Who was the first British woman Royal Navy warship commander?
Sarah West commenced training at the Britannia Royal Naval College, colloquially known as ‘Dartmouth’, in 1995. After a wide ranging naval career she was appointed commander of HMS Portland, the first woman appointed to command a major warship of the Royal Navy.
Who was the first British woman Army general?
SUSAN RIDGE (photo)
A qualified solicitor, Susan Ridge joined the British Army in 1992 as a Captain in the Army Legal Services Branch of the Adjutant General’s Corps.

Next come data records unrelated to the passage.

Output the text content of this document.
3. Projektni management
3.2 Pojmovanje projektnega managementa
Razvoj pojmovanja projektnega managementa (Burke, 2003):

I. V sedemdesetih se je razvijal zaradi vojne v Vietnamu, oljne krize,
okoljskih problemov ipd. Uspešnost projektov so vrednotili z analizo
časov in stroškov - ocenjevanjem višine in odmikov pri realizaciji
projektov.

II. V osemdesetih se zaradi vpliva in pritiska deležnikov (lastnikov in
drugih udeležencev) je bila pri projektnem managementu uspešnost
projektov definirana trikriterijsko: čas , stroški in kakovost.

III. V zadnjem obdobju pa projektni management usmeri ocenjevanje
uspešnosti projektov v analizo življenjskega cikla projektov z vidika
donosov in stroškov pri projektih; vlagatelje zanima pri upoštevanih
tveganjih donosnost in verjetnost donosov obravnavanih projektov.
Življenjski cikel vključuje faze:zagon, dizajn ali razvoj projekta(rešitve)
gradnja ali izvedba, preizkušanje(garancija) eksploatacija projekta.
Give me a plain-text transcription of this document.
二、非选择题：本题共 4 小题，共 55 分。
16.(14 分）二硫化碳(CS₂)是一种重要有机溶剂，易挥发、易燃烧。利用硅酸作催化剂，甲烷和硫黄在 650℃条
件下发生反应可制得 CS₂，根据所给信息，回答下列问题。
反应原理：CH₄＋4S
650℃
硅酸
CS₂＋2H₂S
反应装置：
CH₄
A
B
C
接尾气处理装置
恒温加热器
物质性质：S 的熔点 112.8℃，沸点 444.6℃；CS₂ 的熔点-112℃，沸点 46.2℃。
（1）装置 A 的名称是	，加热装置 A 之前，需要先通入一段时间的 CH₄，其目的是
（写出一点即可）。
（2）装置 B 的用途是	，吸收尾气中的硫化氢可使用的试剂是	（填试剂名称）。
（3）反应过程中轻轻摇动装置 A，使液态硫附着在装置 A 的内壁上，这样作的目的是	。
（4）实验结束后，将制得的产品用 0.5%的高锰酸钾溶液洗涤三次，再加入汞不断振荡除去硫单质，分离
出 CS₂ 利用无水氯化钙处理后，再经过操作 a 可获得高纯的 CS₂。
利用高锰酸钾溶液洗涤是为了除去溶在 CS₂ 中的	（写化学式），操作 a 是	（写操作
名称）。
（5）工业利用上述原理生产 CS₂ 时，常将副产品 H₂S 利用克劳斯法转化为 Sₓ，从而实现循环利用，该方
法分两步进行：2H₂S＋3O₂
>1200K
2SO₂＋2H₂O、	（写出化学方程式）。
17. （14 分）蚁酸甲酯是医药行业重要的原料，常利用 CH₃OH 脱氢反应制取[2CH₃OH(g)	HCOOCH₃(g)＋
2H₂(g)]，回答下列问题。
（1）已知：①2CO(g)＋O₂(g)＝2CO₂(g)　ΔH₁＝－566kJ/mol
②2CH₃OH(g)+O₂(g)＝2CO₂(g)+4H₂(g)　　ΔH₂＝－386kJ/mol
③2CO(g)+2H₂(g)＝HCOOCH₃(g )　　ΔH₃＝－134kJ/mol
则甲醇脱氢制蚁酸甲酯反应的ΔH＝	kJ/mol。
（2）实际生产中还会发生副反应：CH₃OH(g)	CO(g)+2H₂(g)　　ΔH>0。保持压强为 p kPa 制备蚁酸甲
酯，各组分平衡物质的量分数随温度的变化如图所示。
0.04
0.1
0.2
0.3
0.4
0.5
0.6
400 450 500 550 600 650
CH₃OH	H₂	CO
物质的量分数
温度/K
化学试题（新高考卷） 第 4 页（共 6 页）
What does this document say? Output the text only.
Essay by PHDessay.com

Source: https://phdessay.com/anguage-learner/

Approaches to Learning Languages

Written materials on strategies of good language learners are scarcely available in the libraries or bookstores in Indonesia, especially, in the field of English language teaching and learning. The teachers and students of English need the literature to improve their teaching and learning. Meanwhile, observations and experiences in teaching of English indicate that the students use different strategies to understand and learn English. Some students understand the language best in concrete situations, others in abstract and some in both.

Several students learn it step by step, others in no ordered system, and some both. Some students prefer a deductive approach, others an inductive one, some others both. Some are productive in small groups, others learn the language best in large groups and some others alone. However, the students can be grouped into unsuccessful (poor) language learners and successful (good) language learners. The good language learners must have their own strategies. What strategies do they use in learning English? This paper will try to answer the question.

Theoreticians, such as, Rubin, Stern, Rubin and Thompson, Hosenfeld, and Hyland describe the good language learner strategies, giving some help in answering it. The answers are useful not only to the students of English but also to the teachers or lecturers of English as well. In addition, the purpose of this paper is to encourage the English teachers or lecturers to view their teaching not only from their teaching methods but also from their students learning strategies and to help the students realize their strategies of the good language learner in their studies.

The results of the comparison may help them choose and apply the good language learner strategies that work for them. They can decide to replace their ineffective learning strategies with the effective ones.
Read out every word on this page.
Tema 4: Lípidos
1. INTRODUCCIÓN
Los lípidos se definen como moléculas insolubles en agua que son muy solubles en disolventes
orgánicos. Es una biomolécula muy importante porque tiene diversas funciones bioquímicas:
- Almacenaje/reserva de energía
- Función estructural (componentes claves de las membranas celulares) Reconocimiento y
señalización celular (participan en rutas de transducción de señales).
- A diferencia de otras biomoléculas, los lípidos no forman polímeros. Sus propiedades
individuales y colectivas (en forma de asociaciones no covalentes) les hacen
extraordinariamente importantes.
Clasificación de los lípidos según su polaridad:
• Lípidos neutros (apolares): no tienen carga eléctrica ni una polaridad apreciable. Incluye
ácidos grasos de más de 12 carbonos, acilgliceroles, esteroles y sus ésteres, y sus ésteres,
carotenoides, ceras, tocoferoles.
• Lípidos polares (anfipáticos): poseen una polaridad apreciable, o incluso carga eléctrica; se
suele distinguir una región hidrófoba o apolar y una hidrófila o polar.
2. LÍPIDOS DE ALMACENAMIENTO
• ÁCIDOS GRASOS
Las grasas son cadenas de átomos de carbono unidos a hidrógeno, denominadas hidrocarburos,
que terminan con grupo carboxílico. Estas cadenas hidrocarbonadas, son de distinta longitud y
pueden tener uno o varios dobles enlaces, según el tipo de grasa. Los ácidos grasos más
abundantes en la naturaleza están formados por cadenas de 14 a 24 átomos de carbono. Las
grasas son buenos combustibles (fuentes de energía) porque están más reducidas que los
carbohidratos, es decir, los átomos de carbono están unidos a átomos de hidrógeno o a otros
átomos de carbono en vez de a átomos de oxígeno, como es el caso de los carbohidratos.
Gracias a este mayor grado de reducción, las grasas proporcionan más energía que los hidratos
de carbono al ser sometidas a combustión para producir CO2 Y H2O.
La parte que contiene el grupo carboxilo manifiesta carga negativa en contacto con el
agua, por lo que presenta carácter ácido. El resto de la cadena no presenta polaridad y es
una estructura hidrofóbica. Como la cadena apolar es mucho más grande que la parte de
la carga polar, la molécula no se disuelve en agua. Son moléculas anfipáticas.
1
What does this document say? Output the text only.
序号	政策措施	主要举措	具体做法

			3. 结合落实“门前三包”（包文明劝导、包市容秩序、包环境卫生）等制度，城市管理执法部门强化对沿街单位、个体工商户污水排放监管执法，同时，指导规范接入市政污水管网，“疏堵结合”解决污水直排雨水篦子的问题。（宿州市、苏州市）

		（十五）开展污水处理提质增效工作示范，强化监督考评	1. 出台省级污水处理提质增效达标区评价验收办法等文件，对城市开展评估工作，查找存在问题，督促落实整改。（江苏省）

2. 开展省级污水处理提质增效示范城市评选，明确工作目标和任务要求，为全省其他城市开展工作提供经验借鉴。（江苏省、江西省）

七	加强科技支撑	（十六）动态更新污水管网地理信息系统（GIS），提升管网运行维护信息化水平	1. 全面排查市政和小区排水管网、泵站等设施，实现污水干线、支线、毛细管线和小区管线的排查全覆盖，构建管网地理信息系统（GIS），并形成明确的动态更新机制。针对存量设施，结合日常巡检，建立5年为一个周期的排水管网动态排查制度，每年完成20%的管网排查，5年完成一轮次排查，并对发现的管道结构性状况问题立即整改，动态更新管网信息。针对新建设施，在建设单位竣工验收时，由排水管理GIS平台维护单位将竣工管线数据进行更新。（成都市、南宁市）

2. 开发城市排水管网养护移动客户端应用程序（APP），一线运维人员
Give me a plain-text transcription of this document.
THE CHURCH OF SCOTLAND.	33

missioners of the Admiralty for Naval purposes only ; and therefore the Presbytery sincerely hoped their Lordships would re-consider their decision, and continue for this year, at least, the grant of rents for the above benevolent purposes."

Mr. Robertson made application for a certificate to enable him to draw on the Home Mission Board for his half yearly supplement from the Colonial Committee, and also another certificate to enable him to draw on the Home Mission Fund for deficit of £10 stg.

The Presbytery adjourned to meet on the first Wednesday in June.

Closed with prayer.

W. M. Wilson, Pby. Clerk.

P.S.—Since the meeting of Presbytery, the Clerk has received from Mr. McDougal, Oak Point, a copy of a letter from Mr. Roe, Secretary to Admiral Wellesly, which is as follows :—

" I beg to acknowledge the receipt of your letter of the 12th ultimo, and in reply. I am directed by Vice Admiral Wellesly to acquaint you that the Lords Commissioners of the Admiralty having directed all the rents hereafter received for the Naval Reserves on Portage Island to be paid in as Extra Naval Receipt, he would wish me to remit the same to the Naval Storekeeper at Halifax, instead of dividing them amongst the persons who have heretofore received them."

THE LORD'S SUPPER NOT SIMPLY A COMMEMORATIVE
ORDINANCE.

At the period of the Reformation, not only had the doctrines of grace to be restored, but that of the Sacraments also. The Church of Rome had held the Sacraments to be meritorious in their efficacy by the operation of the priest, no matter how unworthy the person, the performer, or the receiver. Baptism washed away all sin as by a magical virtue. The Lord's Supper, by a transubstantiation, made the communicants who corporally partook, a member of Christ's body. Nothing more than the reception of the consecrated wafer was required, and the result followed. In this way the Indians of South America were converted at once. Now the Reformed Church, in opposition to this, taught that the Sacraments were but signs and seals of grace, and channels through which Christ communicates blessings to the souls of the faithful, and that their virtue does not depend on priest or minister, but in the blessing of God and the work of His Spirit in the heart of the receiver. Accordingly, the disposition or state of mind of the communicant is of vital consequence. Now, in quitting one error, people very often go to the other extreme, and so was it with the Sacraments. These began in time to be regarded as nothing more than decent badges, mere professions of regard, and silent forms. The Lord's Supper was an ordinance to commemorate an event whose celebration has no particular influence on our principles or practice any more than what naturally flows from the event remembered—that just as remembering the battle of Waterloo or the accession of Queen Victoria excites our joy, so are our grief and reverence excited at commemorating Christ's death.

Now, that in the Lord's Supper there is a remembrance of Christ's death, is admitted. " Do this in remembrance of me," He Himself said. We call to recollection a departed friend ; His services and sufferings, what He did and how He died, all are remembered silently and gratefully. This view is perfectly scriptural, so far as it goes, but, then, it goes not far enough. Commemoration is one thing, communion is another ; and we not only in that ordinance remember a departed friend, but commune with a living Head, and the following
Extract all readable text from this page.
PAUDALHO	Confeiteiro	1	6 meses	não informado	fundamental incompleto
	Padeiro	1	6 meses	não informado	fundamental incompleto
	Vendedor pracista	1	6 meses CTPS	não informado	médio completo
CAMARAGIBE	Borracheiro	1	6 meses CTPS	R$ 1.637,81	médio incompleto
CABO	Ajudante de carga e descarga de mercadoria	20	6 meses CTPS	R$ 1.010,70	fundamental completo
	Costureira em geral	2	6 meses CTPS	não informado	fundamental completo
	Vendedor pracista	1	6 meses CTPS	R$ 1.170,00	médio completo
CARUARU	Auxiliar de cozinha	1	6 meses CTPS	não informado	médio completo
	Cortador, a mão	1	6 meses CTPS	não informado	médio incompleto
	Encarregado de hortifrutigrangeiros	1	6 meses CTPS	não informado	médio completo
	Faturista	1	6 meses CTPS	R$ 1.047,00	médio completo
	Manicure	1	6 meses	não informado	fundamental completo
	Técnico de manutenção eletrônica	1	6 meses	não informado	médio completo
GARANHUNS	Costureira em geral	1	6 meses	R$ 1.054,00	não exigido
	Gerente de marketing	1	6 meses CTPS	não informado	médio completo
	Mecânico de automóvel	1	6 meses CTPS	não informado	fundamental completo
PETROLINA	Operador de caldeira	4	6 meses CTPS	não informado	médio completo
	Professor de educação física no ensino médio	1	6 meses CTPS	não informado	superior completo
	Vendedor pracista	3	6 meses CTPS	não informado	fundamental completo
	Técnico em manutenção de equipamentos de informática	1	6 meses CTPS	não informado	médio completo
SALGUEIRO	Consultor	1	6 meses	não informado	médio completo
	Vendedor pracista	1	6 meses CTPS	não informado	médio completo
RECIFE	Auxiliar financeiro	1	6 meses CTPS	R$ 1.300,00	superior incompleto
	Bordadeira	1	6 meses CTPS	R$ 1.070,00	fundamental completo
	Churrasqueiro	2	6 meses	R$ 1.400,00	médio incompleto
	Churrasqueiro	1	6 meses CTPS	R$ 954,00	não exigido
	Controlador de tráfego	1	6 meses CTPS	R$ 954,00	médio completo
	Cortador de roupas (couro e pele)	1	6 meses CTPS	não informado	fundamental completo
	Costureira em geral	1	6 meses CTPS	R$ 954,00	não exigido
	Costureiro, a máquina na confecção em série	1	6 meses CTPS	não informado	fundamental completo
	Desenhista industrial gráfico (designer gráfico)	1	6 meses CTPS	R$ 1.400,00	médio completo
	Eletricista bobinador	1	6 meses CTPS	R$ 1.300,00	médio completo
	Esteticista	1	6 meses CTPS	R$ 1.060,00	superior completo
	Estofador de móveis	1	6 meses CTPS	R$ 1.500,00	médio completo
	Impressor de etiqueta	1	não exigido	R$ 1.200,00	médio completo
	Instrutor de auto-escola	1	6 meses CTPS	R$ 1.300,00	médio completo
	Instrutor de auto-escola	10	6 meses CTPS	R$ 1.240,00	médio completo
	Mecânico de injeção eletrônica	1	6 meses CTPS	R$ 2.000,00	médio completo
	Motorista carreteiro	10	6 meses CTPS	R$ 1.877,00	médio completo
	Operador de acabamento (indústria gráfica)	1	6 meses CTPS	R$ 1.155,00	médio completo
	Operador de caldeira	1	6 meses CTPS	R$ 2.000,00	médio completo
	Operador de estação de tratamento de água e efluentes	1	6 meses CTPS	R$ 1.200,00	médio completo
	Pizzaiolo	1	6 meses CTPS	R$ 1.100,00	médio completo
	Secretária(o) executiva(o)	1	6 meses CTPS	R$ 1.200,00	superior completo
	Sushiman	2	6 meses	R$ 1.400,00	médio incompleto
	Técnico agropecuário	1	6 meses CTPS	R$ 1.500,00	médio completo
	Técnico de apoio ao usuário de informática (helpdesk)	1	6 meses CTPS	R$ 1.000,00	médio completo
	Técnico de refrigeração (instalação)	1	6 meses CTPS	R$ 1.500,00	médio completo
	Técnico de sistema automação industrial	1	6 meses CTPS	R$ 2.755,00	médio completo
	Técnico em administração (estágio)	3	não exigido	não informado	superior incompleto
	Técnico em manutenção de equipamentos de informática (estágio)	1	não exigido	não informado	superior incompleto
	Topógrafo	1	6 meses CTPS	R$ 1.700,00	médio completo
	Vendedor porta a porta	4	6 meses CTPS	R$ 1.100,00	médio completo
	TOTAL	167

The AGC was formed in April 1992 to be responsible for army administrative services. In addition to Army Legal Services, the AGC amalgamated the Royal Military Police; the Military Provost Staff Corps; the Royal Army Educational Corps; the Royal Army Pay Corps; the Women’s Royal Army Corps; clerks from the Royal Army Ordnance Corps; and clerks from the Royal Electrical and Mechanical Engineers.
Susan Ridge was promoted to the rank of major in 1996; six years later to lieutenant colonel; colonel in 2008 and brigadier four years later.
In 2015, Susan was appointed as the Director-General of the Army Legal Services Branch and promoted to the rank of major-general, the first woman in the British Army to hold the rank.
Photo credit: Corporal Paul Shaw, OGL 3 http://www.nationalarchives.gov.uk/doc/open-government-licence/version/3, via Wikimedia Commons
Who was the first British woman in an army parachute display team?
The Parachute Regiment of the British Army was formed in 1942 with the distinctive maroon beret included in the uniform.
The regiment became known to its adversaries as “The Red Devils” and when a parachute display team was formed in 1964 it took the soubriquet as its name.
The role of the display team was and remains to promote the British Army and the Regiment both at home and abroad.
The first woman to join the team was Jackie Smith.
She was an army sergeant who had learned parachuting for recreation. She found that she had a marked aptitude for the sport and began to win national and international competitions.
In 1972, after gaining permission from the head of the Parachute Regiment, the Ministry of Defence and the Women’s Royal Army Corps, the team leader of The Red Devils invited Jackie to become the first woman to join the team.